There is a special place for me that is down a little path. It sits between two giant cedar trees and is far enough away from the main house to feel like I’m away from it all. I suppose it’s really a private place where I can deal with my life in general. It has a door that locks and three windows that let in enough natural light when I want it and blackout drapes for times I need darkness and privacy. I appreciate this place I have and am so grateful for the opportunity to be able to enjoy it (“it” being what I affectionately call my “Lair”) as much as life allows.
It’s my office and workspace with a big desk where I can write, draw, or waste my time. There is another craft table for collage/mixed media projects, painting, etc. I find that the cycle in which I move through these different projects remains in harmony with what my spirit needs; the nourishment coming from the creative flow of what I choose to do. There are walls with bookshelves stuffed with way too many books, and 2 reading chairs where I can read or crochet. It also has a massage table and placed in one corner is my altar and in front of that is my ritual/meditation space.
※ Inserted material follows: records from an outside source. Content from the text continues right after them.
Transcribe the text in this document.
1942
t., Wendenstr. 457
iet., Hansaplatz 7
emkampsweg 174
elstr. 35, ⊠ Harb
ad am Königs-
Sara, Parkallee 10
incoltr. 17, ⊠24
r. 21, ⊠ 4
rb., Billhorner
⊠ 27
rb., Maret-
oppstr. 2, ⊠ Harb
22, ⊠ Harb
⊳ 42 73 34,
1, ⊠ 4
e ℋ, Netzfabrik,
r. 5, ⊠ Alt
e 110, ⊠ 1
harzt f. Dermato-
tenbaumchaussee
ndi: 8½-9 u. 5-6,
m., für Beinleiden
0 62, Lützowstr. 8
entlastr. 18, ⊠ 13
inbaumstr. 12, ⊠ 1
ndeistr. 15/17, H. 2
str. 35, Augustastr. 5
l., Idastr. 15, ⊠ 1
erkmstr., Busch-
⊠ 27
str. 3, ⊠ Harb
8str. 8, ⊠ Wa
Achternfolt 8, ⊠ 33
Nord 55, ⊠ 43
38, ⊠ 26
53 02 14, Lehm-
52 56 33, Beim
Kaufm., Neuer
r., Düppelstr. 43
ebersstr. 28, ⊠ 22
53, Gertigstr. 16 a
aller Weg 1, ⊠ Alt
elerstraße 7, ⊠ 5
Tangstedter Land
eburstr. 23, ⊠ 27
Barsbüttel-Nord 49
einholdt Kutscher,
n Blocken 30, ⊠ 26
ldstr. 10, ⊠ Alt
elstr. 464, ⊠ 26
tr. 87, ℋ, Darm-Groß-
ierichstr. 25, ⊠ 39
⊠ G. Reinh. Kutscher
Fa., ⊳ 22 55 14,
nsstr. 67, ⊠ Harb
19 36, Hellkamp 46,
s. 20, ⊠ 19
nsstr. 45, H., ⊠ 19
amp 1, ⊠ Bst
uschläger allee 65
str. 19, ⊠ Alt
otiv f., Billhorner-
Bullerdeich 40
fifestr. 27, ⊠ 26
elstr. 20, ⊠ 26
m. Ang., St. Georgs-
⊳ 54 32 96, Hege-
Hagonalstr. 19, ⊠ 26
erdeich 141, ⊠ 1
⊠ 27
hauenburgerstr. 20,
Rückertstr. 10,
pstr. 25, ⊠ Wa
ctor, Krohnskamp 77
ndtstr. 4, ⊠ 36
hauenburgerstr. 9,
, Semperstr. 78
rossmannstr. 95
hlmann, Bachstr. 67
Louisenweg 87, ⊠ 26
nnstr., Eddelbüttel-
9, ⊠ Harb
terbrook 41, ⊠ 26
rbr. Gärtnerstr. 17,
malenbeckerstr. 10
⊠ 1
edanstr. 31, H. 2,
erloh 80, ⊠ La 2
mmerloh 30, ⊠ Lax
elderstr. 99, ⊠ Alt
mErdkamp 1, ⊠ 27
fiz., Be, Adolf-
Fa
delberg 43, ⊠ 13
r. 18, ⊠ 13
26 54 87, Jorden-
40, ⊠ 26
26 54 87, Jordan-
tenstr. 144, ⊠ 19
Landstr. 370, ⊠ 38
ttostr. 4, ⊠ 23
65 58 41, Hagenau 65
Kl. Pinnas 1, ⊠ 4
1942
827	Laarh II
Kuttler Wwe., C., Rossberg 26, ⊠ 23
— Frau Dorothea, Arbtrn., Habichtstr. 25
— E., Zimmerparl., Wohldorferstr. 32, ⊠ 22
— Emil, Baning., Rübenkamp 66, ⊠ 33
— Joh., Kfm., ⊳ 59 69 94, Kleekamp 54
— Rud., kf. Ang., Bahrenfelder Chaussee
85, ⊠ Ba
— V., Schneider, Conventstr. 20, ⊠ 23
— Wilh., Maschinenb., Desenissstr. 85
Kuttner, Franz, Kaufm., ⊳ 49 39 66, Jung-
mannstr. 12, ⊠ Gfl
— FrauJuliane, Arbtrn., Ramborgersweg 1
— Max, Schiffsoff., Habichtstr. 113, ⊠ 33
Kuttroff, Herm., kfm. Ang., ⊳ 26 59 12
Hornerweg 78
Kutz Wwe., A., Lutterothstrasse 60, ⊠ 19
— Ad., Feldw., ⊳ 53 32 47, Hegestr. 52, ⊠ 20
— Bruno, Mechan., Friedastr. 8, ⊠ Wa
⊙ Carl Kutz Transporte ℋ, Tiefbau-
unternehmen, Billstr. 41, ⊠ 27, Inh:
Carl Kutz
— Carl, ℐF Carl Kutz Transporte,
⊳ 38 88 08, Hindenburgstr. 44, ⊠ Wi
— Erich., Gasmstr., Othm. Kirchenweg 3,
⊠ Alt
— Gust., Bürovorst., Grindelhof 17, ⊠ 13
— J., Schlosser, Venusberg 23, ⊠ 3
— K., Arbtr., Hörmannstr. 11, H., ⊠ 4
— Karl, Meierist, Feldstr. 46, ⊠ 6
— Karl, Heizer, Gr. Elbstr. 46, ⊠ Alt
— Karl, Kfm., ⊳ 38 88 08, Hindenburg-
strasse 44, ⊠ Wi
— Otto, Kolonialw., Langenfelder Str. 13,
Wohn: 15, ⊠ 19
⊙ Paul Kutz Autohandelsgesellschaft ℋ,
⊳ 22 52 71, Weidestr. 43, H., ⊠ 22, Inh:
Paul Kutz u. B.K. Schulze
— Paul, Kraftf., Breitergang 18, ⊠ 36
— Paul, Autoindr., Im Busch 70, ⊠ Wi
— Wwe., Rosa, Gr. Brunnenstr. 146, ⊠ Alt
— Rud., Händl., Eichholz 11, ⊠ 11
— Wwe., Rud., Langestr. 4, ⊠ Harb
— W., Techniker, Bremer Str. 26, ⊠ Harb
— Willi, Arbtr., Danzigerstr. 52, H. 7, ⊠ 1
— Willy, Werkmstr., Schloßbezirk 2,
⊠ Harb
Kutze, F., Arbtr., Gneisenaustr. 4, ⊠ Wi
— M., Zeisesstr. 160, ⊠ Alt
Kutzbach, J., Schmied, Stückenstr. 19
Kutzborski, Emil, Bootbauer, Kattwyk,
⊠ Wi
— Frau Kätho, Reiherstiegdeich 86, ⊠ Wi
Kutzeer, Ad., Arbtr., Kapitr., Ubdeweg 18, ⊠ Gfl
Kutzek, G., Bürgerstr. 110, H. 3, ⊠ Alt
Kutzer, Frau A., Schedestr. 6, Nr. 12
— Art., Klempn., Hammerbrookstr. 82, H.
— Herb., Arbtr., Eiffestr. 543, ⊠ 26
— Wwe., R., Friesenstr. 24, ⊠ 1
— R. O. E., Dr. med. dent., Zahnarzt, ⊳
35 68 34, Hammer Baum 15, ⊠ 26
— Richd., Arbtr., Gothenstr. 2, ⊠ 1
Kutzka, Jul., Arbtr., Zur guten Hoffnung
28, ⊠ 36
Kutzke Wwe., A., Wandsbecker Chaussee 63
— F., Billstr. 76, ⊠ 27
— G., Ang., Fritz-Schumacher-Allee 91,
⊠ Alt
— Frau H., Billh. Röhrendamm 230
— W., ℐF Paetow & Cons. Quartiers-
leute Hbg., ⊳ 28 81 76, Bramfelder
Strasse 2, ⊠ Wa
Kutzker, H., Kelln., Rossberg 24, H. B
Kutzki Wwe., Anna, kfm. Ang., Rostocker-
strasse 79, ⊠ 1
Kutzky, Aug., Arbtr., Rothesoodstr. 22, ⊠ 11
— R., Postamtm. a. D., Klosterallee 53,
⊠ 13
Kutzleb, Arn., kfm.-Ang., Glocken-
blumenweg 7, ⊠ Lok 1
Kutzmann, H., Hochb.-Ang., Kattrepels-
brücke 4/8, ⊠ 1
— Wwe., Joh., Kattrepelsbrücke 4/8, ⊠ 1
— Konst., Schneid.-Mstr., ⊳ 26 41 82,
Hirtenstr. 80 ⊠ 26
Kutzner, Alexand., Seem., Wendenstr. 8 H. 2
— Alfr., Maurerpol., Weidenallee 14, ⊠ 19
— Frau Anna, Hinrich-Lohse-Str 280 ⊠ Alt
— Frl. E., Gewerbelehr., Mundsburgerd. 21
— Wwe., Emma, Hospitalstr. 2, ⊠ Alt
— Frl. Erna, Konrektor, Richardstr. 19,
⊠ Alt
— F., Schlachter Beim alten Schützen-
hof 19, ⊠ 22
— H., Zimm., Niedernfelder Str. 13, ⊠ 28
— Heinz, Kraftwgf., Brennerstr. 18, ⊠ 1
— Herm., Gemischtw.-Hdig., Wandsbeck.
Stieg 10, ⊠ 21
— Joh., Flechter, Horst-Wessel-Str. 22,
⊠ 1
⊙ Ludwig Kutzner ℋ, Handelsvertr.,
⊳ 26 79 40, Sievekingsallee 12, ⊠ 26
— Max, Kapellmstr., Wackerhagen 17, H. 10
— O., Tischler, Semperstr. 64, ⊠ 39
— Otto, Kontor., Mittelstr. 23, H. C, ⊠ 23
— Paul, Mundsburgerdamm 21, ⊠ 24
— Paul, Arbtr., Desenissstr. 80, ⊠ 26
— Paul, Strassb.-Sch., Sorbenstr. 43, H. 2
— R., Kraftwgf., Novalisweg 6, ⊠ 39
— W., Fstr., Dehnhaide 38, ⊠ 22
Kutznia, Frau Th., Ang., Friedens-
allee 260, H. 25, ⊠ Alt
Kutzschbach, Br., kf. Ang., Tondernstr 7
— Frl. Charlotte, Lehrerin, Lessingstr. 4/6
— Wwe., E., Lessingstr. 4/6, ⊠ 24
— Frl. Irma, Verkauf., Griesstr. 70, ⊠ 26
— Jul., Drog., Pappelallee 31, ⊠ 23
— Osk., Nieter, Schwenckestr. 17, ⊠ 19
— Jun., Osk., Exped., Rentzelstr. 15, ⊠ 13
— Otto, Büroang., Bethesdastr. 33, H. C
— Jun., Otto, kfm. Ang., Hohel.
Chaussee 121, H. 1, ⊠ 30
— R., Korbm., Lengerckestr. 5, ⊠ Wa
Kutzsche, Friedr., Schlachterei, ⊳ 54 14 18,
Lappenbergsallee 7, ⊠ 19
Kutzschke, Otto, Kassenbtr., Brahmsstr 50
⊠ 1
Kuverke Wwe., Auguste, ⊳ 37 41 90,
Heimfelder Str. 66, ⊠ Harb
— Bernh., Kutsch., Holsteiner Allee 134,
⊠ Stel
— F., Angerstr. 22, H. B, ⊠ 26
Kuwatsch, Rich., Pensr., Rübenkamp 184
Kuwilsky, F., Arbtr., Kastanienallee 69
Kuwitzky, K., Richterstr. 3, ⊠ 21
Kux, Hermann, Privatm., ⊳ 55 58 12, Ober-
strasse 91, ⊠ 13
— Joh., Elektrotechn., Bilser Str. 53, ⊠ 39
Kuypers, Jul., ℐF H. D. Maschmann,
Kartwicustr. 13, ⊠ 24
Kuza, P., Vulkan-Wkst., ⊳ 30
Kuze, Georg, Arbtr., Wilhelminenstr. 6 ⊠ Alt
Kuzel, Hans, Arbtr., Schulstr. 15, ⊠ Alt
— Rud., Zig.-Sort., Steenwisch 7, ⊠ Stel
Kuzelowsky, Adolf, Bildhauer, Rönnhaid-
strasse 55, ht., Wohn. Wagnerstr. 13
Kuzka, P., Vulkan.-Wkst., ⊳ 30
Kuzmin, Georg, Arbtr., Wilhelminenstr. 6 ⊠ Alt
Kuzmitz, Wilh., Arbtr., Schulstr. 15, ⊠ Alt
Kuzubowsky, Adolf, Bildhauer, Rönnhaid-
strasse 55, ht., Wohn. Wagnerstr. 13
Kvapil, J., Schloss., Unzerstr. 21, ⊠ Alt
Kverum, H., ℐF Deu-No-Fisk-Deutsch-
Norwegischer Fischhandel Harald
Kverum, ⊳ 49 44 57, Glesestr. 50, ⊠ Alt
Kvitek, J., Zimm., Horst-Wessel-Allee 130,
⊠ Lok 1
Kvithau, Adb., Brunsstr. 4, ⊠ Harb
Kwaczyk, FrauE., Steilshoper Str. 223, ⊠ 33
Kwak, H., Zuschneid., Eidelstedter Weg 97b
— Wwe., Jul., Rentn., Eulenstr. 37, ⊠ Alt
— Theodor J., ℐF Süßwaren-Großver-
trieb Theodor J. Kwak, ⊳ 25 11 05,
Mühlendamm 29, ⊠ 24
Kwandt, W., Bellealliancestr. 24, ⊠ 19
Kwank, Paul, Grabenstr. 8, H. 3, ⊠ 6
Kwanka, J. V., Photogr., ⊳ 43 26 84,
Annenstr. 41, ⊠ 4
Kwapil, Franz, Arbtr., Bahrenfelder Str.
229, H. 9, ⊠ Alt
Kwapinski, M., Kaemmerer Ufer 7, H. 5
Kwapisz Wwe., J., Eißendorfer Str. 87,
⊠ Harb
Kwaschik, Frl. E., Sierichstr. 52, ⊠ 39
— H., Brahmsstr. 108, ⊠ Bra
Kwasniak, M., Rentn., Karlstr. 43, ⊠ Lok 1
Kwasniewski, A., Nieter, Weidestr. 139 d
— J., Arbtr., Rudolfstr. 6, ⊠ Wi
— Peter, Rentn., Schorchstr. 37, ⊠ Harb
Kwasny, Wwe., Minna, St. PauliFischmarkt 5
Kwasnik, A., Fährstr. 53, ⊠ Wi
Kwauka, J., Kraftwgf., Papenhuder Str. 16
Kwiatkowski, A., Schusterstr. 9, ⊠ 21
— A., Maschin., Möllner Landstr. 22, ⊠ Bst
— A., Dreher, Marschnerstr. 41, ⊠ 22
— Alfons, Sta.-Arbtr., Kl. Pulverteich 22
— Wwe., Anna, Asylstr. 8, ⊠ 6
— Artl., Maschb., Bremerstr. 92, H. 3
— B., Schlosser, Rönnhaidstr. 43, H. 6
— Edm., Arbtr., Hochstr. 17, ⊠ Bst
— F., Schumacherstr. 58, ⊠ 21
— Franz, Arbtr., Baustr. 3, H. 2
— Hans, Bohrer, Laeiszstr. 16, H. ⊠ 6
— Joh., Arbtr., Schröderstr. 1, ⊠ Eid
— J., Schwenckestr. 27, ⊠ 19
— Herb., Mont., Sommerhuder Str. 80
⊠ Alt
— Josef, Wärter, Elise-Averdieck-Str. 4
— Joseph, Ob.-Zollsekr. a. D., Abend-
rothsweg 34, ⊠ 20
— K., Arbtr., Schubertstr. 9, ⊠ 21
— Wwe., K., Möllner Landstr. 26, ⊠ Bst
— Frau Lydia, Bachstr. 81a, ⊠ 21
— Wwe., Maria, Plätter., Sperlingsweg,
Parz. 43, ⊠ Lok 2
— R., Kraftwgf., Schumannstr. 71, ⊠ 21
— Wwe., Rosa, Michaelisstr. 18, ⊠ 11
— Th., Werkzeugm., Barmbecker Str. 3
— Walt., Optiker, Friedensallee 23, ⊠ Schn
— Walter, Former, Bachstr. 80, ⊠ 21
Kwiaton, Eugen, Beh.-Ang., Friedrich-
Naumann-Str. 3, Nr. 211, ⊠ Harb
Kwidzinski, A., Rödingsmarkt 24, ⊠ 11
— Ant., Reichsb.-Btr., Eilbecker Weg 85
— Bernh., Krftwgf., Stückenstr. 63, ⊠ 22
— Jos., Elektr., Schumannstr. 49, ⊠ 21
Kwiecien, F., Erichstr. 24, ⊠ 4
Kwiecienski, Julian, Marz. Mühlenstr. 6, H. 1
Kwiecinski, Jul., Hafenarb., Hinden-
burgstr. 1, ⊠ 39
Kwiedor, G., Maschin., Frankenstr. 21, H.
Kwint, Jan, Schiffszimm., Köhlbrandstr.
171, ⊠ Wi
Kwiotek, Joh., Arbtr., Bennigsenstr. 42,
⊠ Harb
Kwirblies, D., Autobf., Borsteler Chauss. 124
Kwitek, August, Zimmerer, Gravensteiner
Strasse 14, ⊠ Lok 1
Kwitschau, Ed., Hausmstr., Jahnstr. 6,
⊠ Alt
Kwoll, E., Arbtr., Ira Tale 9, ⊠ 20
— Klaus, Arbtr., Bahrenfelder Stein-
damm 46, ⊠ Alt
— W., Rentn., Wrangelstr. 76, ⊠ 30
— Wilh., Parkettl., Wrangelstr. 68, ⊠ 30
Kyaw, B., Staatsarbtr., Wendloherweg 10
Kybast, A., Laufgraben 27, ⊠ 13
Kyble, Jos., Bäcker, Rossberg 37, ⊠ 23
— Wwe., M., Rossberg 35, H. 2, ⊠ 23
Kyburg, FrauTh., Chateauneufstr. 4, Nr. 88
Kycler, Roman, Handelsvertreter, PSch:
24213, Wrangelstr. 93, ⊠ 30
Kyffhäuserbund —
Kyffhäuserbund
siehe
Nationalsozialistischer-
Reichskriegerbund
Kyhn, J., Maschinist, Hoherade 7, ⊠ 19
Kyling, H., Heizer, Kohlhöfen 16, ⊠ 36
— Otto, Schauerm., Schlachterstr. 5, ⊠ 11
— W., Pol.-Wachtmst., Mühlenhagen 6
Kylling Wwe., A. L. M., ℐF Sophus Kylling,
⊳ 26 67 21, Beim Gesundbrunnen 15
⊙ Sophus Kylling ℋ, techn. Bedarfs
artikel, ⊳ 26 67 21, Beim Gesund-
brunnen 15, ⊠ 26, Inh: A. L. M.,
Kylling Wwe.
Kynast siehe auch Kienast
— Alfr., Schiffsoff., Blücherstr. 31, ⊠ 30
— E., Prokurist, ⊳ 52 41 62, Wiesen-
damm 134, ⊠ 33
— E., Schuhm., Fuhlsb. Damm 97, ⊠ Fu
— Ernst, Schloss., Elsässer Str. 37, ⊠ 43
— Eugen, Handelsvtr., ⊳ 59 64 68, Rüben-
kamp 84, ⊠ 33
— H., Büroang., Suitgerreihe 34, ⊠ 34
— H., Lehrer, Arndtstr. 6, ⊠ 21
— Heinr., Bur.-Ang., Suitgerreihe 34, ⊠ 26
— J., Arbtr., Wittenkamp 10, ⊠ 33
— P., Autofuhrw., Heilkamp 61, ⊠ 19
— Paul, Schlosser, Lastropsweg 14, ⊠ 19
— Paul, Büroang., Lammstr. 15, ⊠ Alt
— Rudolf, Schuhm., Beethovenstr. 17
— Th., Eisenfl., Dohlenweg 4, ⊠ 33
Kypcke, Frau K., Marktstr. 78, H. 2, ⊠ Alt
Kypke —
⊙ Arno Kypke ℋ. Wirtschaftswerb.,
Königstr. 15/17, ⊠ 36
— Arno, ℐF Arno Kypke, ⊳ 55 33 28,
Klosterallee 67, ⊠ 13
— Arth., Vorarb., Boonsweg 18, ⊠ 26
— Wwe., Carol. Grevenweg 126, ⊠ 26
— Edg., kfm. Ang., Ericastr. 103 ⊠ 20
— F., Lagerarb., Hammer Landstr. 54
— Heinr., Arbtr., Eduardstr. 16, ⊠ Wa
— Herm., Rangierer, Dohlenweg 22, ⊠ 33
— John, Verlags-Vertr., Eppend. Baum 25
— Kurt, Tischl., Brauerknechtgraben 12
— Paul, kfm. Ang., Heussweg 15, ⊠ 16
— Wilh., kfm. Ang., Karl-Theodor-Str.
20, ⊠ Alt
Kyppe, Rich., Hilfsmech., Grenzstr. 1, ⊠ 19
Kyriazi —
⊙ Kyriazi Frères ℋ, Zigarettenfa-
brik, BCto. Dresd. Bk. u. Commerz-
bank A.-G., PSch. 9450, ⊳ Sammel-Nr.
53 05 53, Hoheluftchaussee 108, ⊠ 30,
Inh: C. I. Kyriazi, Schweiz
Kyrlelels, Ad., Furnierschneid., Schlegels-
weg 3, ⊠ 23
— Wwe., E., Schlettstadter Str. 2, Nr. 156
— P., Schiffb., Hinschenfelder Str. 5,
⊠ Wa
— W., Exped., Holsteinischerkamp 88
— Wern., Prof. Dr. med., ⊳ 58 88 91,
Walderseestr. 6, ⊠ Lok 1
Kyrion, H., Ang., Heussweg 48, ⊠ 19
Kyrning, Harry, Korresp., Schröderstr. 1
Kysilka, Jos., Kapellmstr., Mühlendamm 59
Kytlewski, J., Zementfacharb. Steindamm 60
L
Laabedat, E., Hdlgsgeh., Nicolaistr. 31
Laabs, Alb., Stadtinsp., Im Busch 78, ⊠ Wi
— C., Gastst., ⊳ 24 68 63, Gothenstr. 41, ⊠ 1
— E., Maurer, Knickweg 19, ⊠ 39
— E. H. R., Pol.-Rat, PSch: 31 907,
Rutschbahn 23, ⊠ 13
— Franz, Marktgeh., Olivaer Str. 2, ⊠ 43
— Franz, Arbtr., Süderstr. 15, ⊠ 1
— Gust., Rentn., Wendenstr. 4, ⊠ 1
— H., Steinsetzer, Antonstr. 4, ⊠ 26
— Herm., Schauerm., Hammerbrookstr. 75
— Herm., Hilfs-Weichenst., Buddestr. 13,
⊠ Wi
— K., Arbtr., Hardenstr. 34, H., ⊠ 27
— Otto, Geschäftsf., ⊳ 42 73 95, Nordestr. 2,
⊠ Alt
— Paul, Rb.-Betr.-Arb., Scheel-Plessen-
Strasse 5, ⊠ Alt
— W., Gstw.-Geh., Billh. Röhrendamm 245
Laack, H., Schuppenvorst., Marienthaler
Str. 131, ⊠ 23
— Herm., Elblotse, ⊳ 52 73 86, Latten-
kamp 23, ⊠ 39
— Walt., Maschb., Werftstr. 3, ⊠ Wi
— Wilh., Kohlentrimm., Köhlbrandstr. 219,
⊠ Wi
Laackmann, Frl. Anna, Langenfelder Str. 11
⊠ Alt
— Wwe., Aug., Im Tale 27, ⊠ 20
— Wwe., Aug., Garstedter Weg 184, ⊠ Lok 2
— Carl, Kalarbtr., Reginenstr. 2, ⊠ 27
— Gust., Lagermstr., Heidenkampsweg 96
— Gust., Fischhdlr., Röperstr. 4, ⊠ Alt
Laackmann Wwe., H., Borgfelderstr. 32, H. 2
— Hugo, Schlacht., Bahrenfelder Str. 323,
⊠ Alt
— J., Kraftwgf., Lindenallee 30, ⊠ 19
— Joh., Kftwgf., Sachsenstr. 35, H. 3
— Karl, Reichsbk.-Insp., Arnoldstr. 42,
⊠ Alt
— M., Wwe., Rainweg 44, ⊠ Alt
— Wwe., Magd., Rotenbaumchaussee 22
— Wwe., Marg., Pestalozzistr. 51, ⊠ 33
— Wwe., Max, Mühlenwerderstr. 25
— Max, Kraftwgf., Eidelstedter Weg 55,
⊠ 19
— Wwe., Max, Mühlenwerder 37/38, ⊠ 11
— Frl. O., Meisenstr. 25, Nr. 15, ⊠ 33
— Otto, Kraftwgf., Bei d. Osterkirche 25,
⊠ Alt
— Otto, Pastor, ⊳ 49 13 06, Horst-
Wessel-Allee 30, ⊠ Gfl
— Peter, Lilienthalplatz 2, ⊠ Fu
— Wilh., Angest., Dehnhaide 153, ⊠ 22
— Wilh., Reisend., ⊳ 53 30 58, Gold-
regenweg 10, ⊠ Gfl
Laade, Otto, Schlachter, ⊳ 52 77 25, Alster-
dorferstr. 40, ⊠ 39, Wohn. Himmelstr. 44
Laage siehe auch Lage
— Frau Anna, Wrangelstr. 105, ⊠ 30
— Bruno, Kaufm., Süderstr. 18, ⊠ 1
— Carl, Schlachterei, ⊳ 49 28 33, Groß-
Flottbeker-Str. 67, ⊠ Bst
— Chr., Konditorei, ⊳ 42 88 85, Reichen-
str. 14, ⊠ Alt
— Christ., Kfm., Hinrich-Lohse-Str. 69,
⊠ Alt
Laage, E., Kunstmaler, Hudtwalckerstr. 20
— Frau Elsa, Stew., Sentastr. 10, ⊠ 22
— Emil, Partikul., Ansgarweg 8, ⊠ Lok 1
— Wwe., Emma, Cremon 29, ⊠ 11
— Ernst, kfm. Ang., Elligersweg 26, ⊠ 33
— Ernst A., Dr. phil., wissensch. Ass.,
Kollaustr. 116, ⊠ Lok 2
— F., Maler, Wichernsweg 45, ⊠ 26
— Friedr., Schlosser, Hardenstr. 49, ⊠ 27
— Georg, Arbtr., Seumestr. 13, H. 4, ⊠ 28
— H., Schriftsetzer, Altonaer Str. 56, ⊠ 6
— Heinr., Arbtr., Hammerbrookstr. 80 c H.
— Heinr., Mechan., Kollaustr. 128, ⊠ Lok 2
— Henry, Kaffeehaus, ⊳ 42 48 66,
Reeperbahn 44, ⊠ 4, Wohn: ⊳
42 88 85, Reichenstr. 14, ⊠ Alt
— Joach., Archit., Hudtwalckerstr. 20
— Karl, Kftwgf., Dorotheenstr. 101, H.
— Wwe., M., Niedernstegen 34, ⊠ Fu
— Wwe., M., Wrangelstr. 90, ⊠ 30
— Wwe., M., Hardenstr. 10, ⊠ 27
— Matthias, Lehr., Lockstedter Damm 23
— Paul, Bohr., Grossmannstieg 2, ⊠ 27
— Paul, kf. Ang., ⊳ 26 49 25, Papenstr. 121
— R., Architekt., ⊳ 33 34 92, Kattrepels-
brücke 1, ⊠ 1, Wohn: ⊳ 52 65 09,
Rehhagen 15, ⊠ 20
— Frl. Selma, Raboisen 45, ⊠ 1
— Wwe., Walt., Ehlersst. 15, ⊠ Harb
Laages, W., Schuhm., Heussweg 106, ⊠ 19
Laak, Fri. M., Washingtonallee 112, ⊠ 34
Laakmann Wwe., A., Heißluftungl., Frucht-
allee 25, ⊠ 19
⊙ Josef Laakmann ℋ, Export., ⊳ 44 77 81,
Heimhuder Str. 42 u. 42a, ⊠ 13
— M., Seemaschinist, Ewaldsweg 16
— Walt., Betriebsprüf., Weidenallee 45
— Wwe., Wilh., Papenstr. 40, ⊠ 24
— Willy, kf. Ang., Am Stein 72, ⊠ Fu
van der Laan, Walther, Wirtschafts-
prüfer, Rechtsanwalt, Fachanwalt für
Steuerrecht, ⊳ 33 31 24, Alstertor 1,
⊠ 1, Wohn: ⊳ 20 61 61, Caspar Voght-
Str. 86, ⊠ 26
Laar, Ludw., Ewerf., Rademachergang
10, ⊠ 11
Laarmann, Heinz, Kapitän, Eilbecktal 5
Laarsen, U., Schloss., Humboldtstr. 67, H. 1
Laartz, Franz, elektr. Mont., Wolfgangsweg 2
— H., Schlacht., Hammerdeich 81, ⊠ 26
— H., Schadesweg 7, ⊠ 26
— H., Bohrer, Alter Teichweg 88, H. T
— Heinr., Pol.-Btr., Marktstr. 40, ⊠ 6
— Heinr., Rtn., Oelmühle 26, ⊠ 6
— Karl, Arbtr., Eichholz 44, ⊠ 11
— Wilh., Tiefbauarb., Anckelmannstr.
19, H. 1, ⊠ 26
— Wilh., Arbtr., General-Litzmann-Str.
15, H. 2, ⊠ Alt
There are many times I have to tuck back the sheer nettings, stack the pillows, and roll back the sheepskin rug to make room for my sewing table or to pull the massage table away from the wall. Sometimes the entire room is a cluttered mess with projects in progress.
Today I thought about all the reasons I go out there and what I use that quiet place for. The list got ridiculously long, so I decided to pare it down to describe what I feel is the most important and basic need I have of it. My altar.
The one thing in the “Lair” that never gets moved, untidy, or packed away is my altar.
It’s the one place in my life that I know will be there the way I need it to be at any given moment. I love being in that spiritual space in front of my altar, but it’s not limited to one location….. Yes, it’s a physical space, but it’s also with me by being within me. The only boundaries are those that are created by me whether on purpose, accidental, or coincidental.
When I clean my altar, rearrange the items on it, change the cloth, or update the essentials, I commit the changes to memory so that I can access it anytime, anywhere. I can be in the middle of the grocery store and feel the familiar spike in anxiety or pain. I can choose to tense up and try and rush through or I can close my eyes for just a moment and allow the image of my altar to flow into my mind. I can reach out and touch an item, smell the incense, and feel the warmth of the candle flame all within a moment and a deep breath.
I need that place, not just the physical location, (although that’s also nice) but the true nature of what it embodies and my accessibility to it. It exists far beyond my physical reality. It’s teeming with emotions and memories; it’s a vessel of intention and magick; it’s about love and passion; music and poetry; it’s brimming with mantras and dreams; it’s overflowing with my wishes and desires; It’s a place of creative prompts and encouragement to do what it is that makes me happy and fulfilled. This is the altar of my private sanctuary, and mine alone. It’s where my heart can dance because it is simply me.